Sat 23 May 2026 | 10:40 PM
Taarek Refaat

A new study by the International Monetary Fund has warned that the global inflation surge following the COVID-19 pandemic exposed sharp differences between economies despite facing broadly similar international shocks, with local inflation histories and energy prices emerging as the dominant drivers behind post-pandemic price trends.

The study, titled “One Global Shock, Many Inflation Paths: Explaining Inflation Divergence After the Pandemic,” found that supply chain disruptions, alongside surging food and energy prices, played a central role in accelerating inflation worldwide after the pandemic.

However, researchers concluded that countries entering the pandemic with historically low and stable inflation experienced significantly smaller price increases than economies with a prolonged record of elevated inflation.

According to the study, domestic energy price shocks alone explained nearly 85% of the variation in inflation rates across countries during the post-pandemic period, underscoring the outsized influence of energy markets on consumer prices globally.

The IMF analysis also showed that the transmission of higher energy costs into broader inflation was considerably stronger in emerging markets, economies without formal inflation-targeting frameworks, and countries that provided limited fossil fuel subsidies.

In contrast, several traditional economic indicators, including levels of economic development, trade openness, institutional quality, and even monetary and fiscal policy settings, showed limited direct influence in explaining inflation differences among countries during the same period.
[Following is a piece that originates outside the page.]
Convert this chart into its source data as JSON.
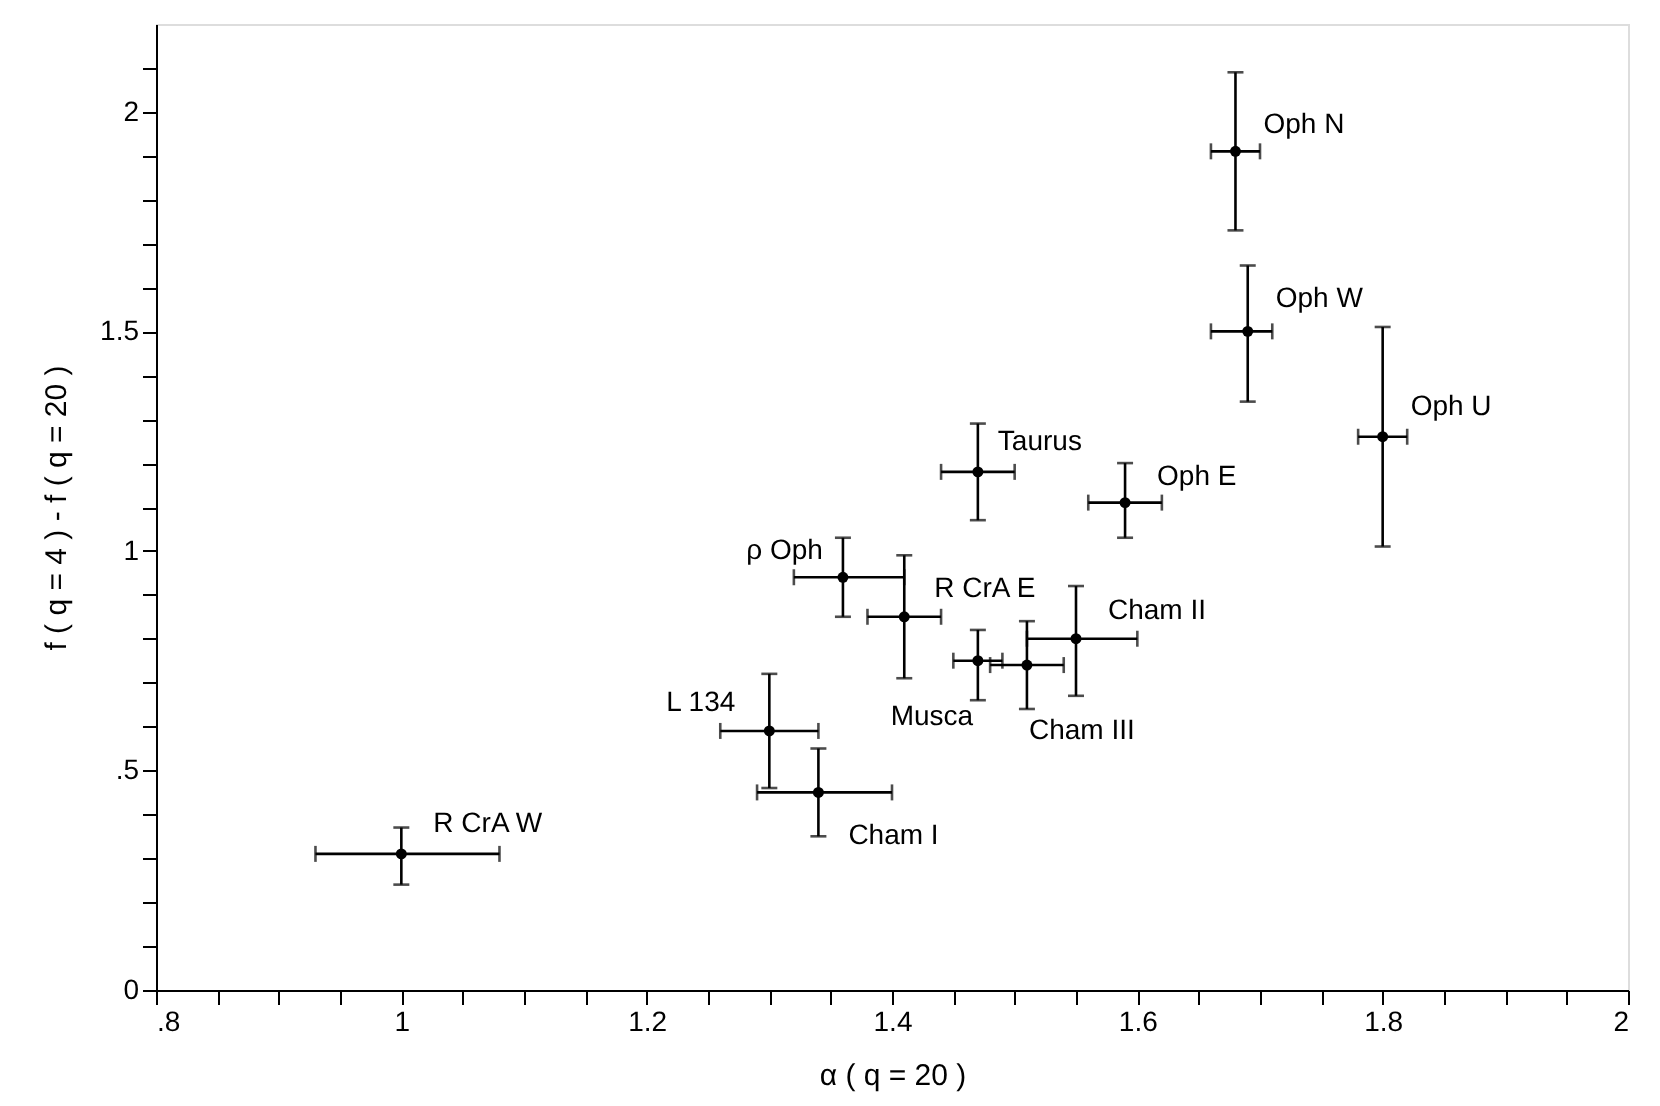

The study’s authors stressed that central bank credibility and the ability to anchor inflation expectations have become critical tools in confronting recurring global shocks, particularly amid escalating geopolitical tensions and ongoing volatility in global food and energy markets.

The findings come as policymakers worldwide continue grappling with the lingering effects of the post-pandemic inflation cycle and the challenge of balancing economic growth with price stability in an increasingly uncertain global environment.